Manpower Inc.’s CEO in Davos on why Social Networks are important for CEOs

le 29 janvier 2010 par


Manpower Inc. ‘s CEO Jeff Joerres presented at Davos a paper on why social networks are important for CEOs of large companies for their management.
In itself this paper does not bring a lot of news to the members of the Boostzone Institute but its significance is somewhere else.
Thanks to this announcement it is not anymore only a privilege for the CEOs of large IT companies like Cisco or IBM to talk about social networks (and to foster their own business), it has become a real concern for all CEOs and Jeff Joerres demonstrates it here.

logo_manpowerPress release


DAVOS, Switzerland, Jan 27, 2010 /PRNewswire via COMTEX News Network/ — Jeff Joerres, Chairman and CEO of Manpower Inc. will contribute to a private session at the World Economic Forum today titled: Social Networks vs. the CEO – is the CEO Prepared? Below is an executive summary of research by Manpower Inc. and its subsidiary, Right Management, which provides the basis for those remarks. A full copy of the Manpower white paper: Social Networks vs. Management? Harness the Power of Social Media is now available at http://www.manpower.com/research/research.cfm.

« In a time of salary and bonus freezes, organizations that can harness social media to help employees feel truly connected to the organization, positive about their employer and therefore more supportive of measures to help ensure the survival of the business, will reap the benefits. » – Manpower Inc. Chairman and CEO Jeff Joerres.

Many well-known organizations are leveraging the connective power of social media to enhance employee engagement, productivity, collaboration, innovation and reputation. Facebook, LinkedIn, Twitter, Ning, Plaxo, Hi5 and Second Life let individuals connect, communicate and share information with revolutionary ease and power, yet there are many complexities yet to be explored:

No Social Media Policy for Three Fourths of Workers

Manpower Inc. data reveals that 75 percent of employees say their organizations do not have a formal policy regarding the use of social networking sites at work. Where a policy does exist, it may focus on risk management, rather than how organizations can make the most of social networking for the benefit of their employees and their business. This « wait and see » approach is of particular concern in today’s market in which there are high levels of discontent among employees which may drive attrition. Paradoxically, this movement in the labor market may not necessarily result in an availability of talent; there is still a mismatch between where talent is needed and where it’s located.

One Fourth of Workers are Updating Their Resumes

Employee discontent is borne out by the findings of a recent survey(1) by Manpower subsidiary Right Management, which revealed that many workers are unhappy with their present jobs; 60 percent intend to leave and an additional one in four are networking and updating their resumes. More than ever, employers must harness the power of social networks to manage their employer brand to help attract new candidates and keep existing employees aligned and engaged.
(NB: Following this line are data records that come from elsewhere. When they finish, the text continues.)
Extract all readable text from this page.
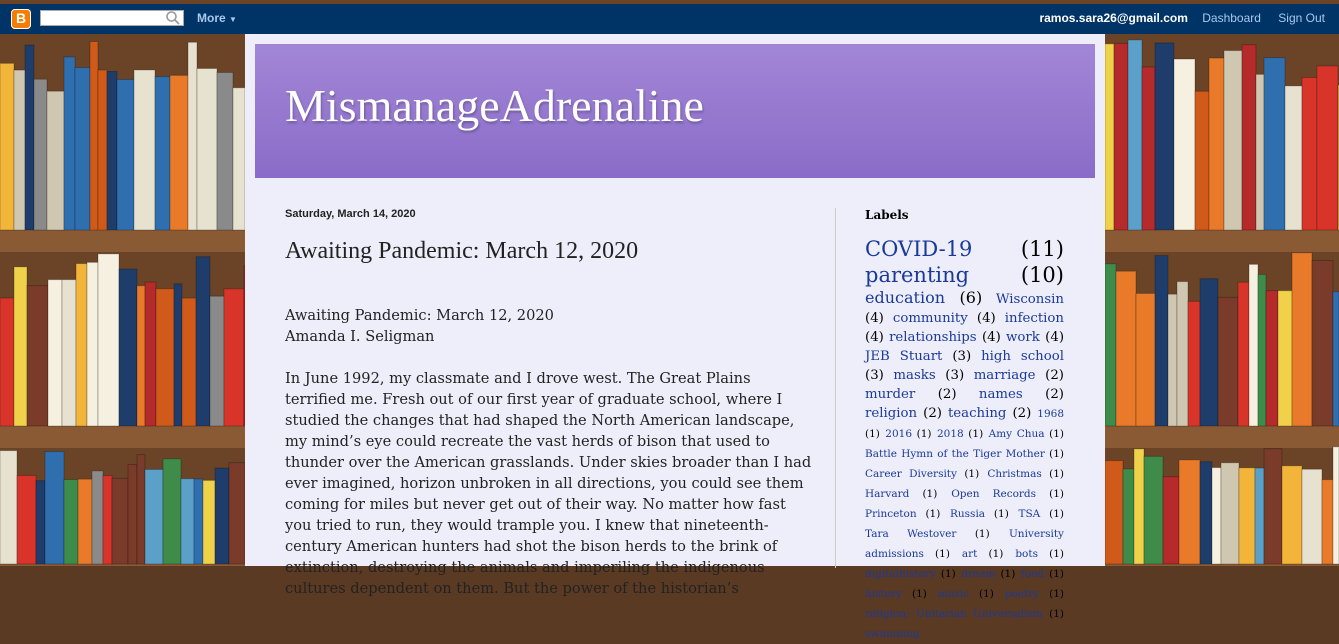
B	More ▼	ramos.sara26@gmail.com Dashboard Sign Out
MismanageAdrenaline
Saturday, March 14, 2020
Awaiting Pandemic: March 12, 2020

Awaiting Pandemic: March 12, 2020
Amanda I. Seligman

In June 1992, my classmate and I drove west. The Great Plains terrified me. Fresh out of our first year of graduate school, where I studied the changes that had shaped the North American landscape, my mind’s eye could recreate the vast herds of bison that used to thunder over the American grasslands. Under skies broader than I had ever imagined, horizon unbroken in all directions, you could see them coming for miles but never get out of their way. No matter how fast you tried to run, they would trample you. I knew that nineteenth-century American hunters had shot the bison herds to the brink of extinction, destroying the animals and imperiling the indigenous cultures dependent on them. But the power of the historian’s

Labels
COVID-19 (11) parenting (10) education (6) Wisconsin (4) community (4) infection (4) relationships (4) work (4) JEB Stuart (3) high school (3) masks (3) marriage (2) murder (2) names (2) religion (2) teaching (2) 1968 (1) 2016 (1) 2018 (1) Amy Chua (1) Battle Hymn of the Tiger Mother (1) Career Diversity (1) Christmas (1) Harvard (1) Open Records (1) Princeton (1) Russia (1) TSA (1) Tara Westover (1) University admissions (1) art (1) bots (1) digitalhistory (1) dream (1) food (1) history (1) music (1) poetry (1) religion; Unitarian Universalism (1) swimming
Nearly a Third of Workers Use Social Media to Research Job Culture

A subsequent survey(2) by Right Management confirmed that social networks are a place where workers go to assess prospective employees. 31 percent of respondents said they use social media to find out if prospective employers value and respect their employees. The growing use of these networks does raise challenges for reputation management for organizations and will likely require them to relinquish some control, but if organizations are prepared to embrace social media there can be considerable benefits. The survey also revealed that 30 percent of respondents use social media to find out about career development opportunities. This provides a great opportunity for organizations embracing social media, since career development was listed by 40 percent of respondents of an additional survey(3) to be the most important factor when considering a new employer.

Manpower Inc. recommends that companies consider taking the following steps to promote the constructive use of social networking:

  • Challenge employees to innovate. Promote the positive use of social media by encouraging employees to come up with ways to use these tools to do their jobs better. People love to discuss their successes, so get employees to describe how they’ve used social media tools in new ways, for example, to generate leads or serve customers better. You can focus these efforts by function or interest, as needed. Follow the lead of so many innovative organizations and run a contest for the best new ideas.
  • Tap internal experts. Teach by example by encouraging employees who regularly use social networking in their jobs to discuss and demonstrate how it’s done. Keep track of the new ideas that flow from this kind of mentoring exchange and share the ideas and best practices.
  • Let employees « own » the governance. The foundation of any healthy social network is an engaged community. Let your employees help develop and enforce your company’s guidelines. This approach will certainly appeal to those employees most likely to use social media, promoting trust in the goals of the guidelines that ultimately are instituted.

The Savvy CEO Will Use Social Media to Inspire Contemporary Working

Social networks offer an important opportunity to build a winning organization. For the workforce at large, social media can help keep employees intellectually and emotionally engaged. Social networks are particularly suited for communications intended to keep employees connected to an organization’s mission and vision. The Manpower Paper: Social Networks vs. Management? Harness the Power of Social Media offers specific ways social media can help employees do their jobs better, including ways that it can boost productivity, encourage collaboration, manage knowledge, recruit workers and build a winning brand.